# Equilibrium Equation?

• Dec 6th 2009, 10:11 AM
Ponderous
Equilibrium Equation?
A saturated solution of hydrogen sulfide (0,1 M concentration) dissociates into cation [H+] and anion [HS-], where [H+] = [HS-]. When this solution dissociates, the following equilibrium equation is established: http://www.webassign.net/cgi-bin/sym...%2A%2A%28-7%29. Find [H+]. (If [H+] = x, then [HHS] = 0.1 - x.)

I found this problem in my algebra book and I'm not entirely sure how to do it. I've took chemistry before but it's been quite a while, so..

I was wondering if i can seek some assistance, please?

To: x^2 = 1.0 X 10^-7/0.1-x

Then: x^2 = 0.1-x/1.0 X 10^7

I'm unsure what to do from there.
• Dec 6th 2009, 10:15 AM
e^(i*pi)
Quote:

Originally Posted by Ponderous
A saturated solution of hydrogen sulfide (0,1 M concentration) dissociates into cation [H+] and anion [HS-], where [H+] = [HS-]. When this solution dissociates, the following equilibrium equation is established: http://www.webassign.net/cgi-bin/sym...%2A%2A%28-7%29. Find [H+]. (If [H+] = x, then [HHS] = 0.1 - x.)

I found this problem in my algebra book and I'm not entirely sure how to do it. I've took chemistry before but it's been quite a while, so..

I was wondering if i can seek some assistance, please?

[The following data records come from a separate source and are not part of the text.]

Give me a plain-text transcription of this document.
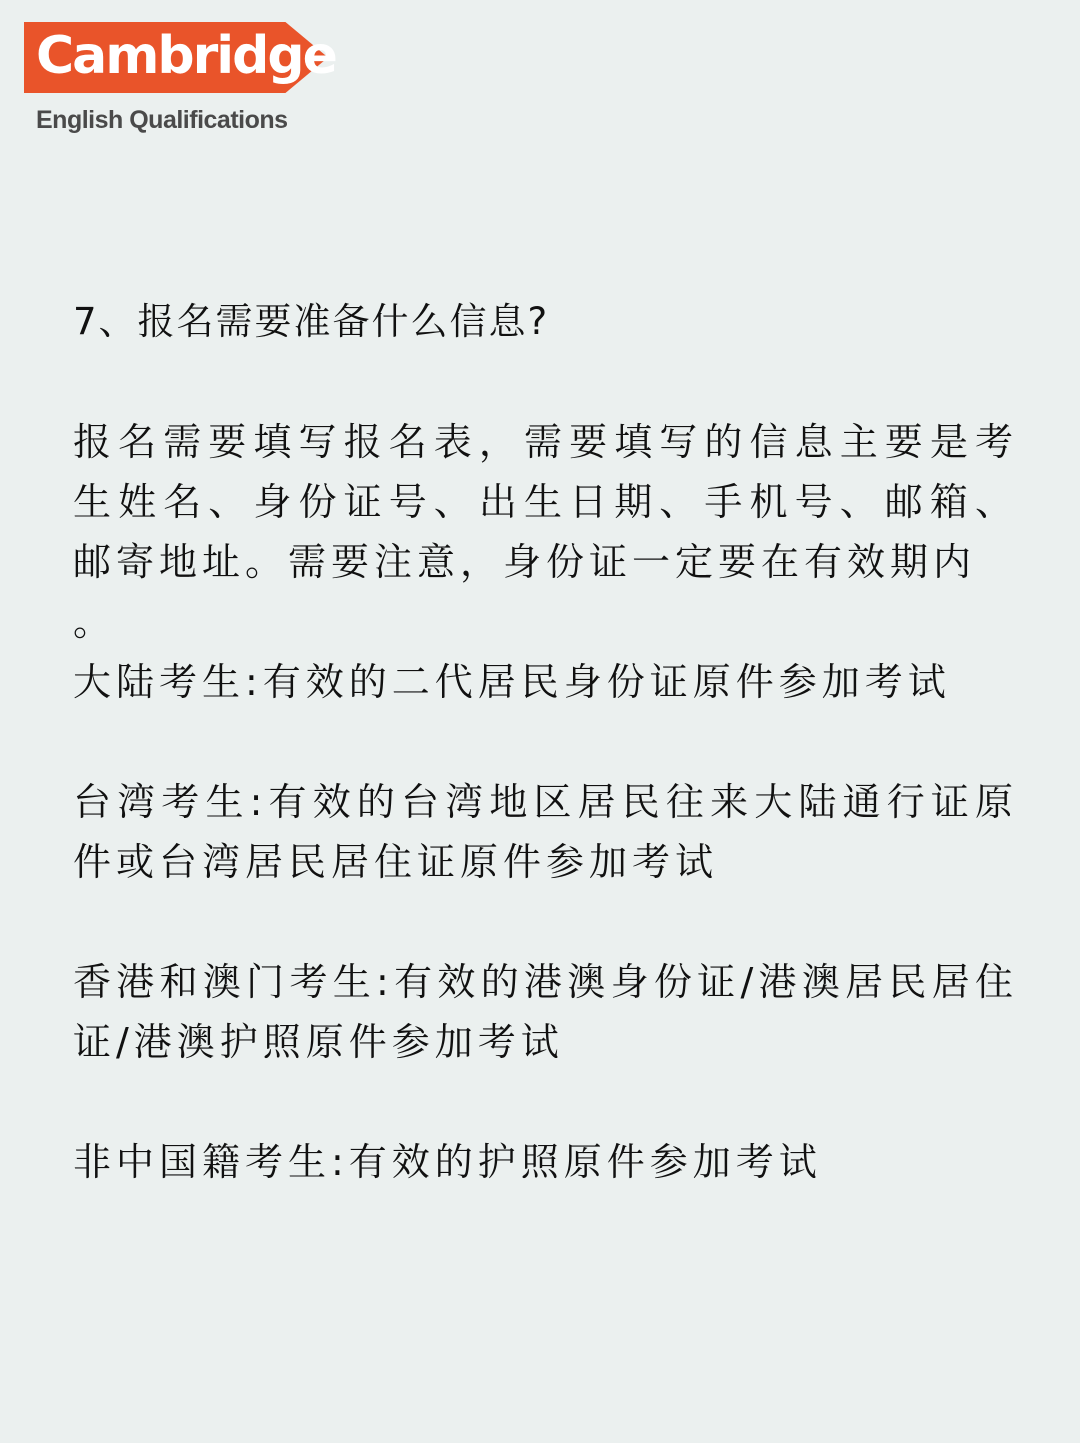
Cambridge
English Qualifications
7、报名需要准备什么信息?

报名需要填写报名表，需要填写的信息主要是考生姓名、身份证号、出生日期、手机号、邮箱、邮寄地址。需要注意，身份证一定要在有效期内

。

大陆考生:有效的二代居民身份证原件参加考试

台湾考生:有效的台湾地区居民往来大陆通行证原件或台湾居民居住证原件参加考试

香港和澳门考生:有效的港澳身份证/港澳居民居住证/港澳护照原件参加考试

非中国籍考生:有效的护照原件参加考试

To: x^2 = 1.0 X 10^-7/0.1-x

Then: x^2 = 0.1-x/1.0 X 10^7

I'm unsure what to do from there.

$\displaystyle \frac{x^2}{0.1-x} = 10^{-7}$

$\displaystyle x^2 = 10^{-8} - x \times 10^{-7}$

$\displaystyle x^2+x \times 10^{-7} - 10^{-8} = 0$

You can solve this just like a normal quadratic

Just to point out that since $\displaystyle (10^{-7})^2 << 4 \times 1 \times 10^{-8}$ you may take $\displaystyle b^2-4ac = -4ac$